Aku pernah mempelajarinya dulu. Dari balik semak, tidak jauh dari saung, aku mengintip mereka. Secara tidak sadar aku mengikuti gaya mereka.

“Kalau ini namanya galier, gerakan yang memutarkan kepala. Nah, yang ini namanya gilek, gerakan menggoyangkan kepala ke kanan dan ke kiri.”

Diam-diam aku meniru gerakan Kak Alin dan teman-teman dari balik pintu. Aku masih ingat semuanya.

“Sekarang gerakan tangan. Ada bermacam-macam, yang pertama ukel gerakan memutarkan tangan. Selanjutnya, selut gerakan tangan kanan dan kiri yang digerakkan ke depan atau ke atas dengan cara bergantian. Ada lagi, tepak bahu, gerakan tangan yang menepuk-nepuk bahu baik itu satu atau dua tangan dan dua tangan saling bergantian.”

Tanganku masih lincah mengikutinya. Aku masih benar-benar mengingat sekaligus menginginkannya.

“Masih pada gerakan tangan, namanya capang. Capang adalah gerakan tangan yang membengkokkan salah satu dari tangan. Selanjutnya, nyawang, yaitu gerakan tangan seperti melihat orang dari kejauhan. Ada juga lontang kiri atau kanan, lontang adalah gerakan tangan yang menggunakan dua tangan dan digerakkan saling bergantian.”
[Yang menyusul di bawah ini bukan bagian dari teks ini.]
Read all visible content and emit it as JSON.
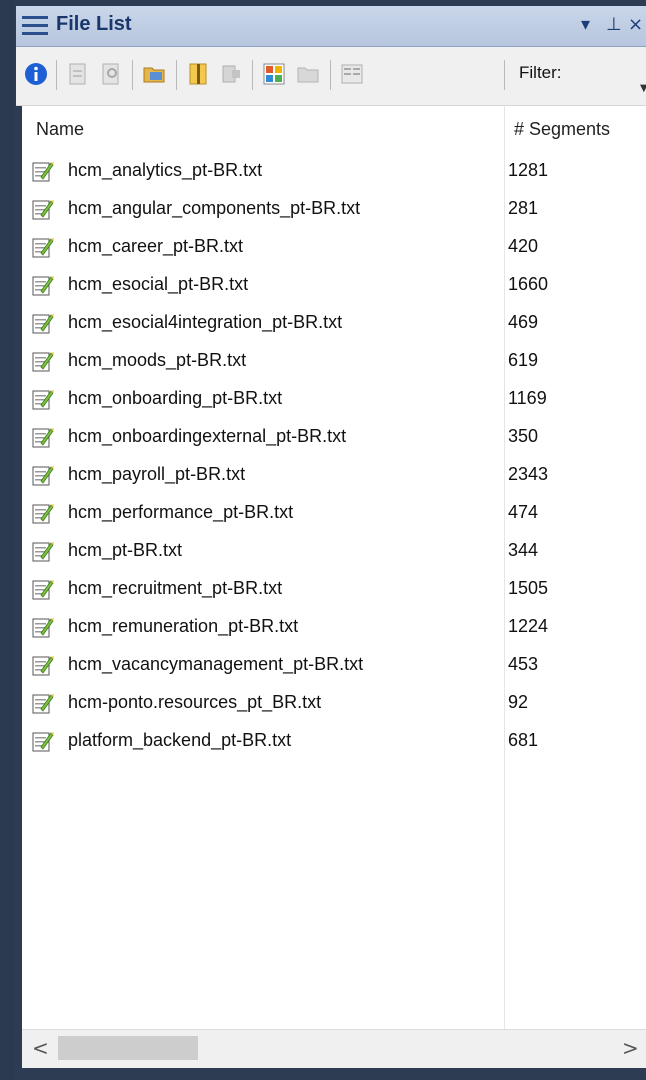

Kali ini aku mundur, tidak lagi meniru gerakan tari mereka dari kejauhan. Mencoba berlari seperti mengejar laju angin, tapi aku tak mampu.

“Sekarang gerakan kaki. Gerakan ini juga bermacam-macam..”

Tak lagi kudengar suara Kak Alin berikutnya. Aku menutup telinga sekencang-kencangnya. Rasanya ingin mengenyahkan seluruh orang yang ada di ruangan ini.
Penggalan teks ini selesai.